At eleven thirty, after several bracing speeches, the crowd gradually sorted itself into ranks and followed their leaders into Park Lane under the escort of a small force of Metropolitan Police officers. Verity walked with friends and fellow activists towards the rear of the parade. Tommie was near the front with Cecil Haycraft and three other bishops who were not afraid to take a stance on what many people felt was a political issue but Haycraft believed was a moral imperative. Their object was the Prime Minister’s residence in Downing Street where the leaders of the march would hand in a petition demanding international disarmament. It took almost three hours for the slow-moving procession to reach its destination. The marchers brought Piccadilly to a standstill, despite the best efforts of the police, before turning right into St James’s Street where old men in their clubs looked out of the windows, their moustaches twitching with indignation and apprehension. Was this the revolution, they wondered? But this was not a march against poverty and unemployment: the economy was picking up at last, at least in the south of England, and these marchers posed no threat to the representatives of capitalism or even to the landed aristocracy slumbering in their leather armchairs.

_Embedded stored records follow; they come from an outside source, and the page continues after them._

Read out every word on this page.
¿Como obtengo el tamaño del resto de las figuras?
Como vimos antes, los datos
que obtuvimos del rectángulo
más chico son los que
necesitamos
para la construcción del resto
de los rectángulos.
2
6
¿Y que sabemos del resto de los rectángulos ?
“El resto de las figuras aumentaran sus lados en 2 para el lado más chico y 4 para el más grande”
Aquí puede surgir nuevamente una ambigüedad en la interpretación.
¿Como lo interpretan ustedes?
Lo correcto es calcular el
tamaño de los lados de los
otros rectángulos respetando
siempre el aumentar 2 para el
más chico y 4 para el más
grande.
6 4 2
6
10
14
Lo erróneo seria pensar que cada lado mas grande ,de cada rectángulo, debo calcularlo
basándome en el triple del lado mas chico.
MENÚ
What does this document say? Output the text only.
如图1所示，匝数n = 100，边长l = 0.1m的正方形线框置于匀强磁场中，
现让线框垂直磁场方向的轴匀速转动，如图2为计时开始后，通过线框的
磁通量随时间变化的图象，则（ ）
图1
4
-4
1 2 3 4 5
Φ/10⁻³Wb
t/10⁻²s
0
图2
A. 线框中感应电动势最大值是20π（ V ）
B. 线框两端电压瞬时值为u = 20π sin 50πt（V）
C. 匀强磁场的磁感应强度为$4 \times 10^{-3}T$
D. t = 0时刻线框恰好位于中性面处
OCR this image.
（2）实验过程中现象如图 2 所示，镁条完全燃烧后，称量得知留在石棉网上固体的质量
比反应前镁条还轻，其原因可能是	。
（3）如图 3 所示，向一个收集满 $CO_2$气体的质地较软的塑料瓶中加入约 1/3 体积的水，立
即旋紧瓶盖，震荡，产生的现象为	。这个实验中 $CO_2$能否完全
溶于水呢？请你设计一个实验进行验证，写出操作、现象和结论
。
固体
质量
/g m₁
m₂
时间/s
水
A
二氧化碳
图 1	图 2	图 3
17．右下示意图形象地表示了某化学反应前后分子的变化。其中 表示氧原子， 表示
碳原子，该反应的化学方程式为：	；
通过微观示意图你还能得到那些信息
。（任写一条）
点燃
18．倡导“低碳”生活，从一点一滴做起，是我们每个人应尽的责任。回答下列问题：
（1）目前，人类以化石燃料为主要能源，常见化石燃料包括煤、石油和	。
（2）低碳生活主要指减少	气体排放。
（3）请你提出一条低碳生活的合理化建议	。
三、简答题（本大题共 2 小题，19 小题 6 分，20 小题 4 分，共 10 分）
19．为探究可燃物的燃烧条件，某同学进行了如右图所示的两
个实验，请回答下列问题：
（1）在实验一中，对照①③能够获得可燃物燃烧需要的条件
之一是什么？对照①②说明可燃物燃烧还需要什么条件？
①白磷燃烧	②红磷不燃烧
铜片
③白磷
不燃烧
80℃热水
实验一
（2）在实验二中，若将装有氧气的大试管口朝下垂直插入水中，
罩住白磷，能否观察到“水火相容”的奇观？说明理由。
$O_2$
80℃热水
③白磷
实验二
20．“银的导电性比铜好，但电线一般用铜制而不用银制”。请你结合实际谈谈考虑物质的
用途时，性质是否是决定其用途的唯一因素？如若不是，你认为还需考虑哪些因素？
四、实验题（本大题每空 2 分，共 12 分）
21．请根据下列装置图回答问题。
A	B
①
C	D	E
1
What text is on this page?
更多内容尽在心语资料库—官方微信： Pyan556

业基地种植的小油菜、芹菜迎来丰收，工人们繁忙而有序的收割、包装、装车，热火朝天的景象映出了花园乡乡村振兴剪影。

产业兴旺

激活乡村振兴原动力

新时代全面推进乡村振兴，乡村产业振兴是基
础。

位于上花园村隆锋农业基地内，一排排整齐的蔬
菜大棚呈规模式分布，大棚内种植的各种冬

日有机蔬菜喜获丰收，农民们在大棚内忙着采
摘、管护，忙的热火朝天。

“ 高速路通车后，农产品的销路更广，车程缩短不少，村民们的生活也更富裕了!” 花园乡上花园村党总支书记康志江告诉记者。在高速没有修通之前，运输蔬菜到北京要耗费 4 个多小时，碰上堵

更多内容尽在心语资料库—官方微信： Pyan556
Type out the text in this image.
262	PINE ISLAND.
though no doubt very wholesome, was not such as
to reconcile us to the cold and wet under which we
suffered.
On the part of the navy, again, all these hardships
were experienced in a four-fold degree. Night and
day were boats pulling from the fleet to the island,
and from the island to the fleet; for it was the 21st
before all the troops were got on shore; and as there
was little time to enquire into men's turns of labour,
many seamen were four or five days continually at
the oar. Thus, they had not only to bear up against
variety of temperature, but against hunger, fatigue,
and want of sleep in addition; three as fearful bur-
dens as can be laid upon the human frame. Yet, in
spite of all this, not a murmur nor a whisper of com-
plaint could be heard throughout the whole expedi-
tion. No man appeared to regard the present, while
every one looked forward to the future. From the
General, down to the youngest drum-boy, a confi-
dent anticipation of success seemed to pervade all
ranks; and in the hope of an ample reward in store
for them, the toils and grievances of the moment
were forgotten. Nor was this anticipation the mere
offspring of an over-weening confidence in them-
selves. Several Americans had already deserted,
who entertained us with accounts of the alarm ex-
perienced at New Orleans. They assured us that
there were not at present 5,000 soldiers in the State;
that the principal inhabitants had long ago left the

At Downing Street the petition was handed in, more speeches were made and then the march began to break down into small groups of friends and allies unwilling to go home immediately. Some stood about on street corners, others packed Lyons and ABC tea-rooms. Verity found herself near Tommie who invited her to come along with him and a few others to the Star and Garter just over Westminster Bridge. ‘I worked in a boys’ club near there when I was first a curate and I used to have a pint there afterwards to congratulate myself on surviving.’ He laughed but Verity suddenly realized what a good man Tommie was. He made fun of himself – a do-gooder trying to alleviate some of the worst effects of poverty but constantly seeing his achievements washed away by the sheer scale of the problem. When she said something to him about admiring his work, he said, ‘Oh, chuck it, Verity. I don’t know if I do any good. Maybe I ought not to try and make the intolerable tolerable.’

‘How do you mean?’

‘Well, some of the suffering I have witnessed among the poor in slums literally in sight of the Houses of Parliament would make your hair curl. And yet, you know, they might be in the heart of Africa for all most MPs care. I think it is the indifference of the well-to-do rather than the ingratitude of the people we try to help which hurts the most.’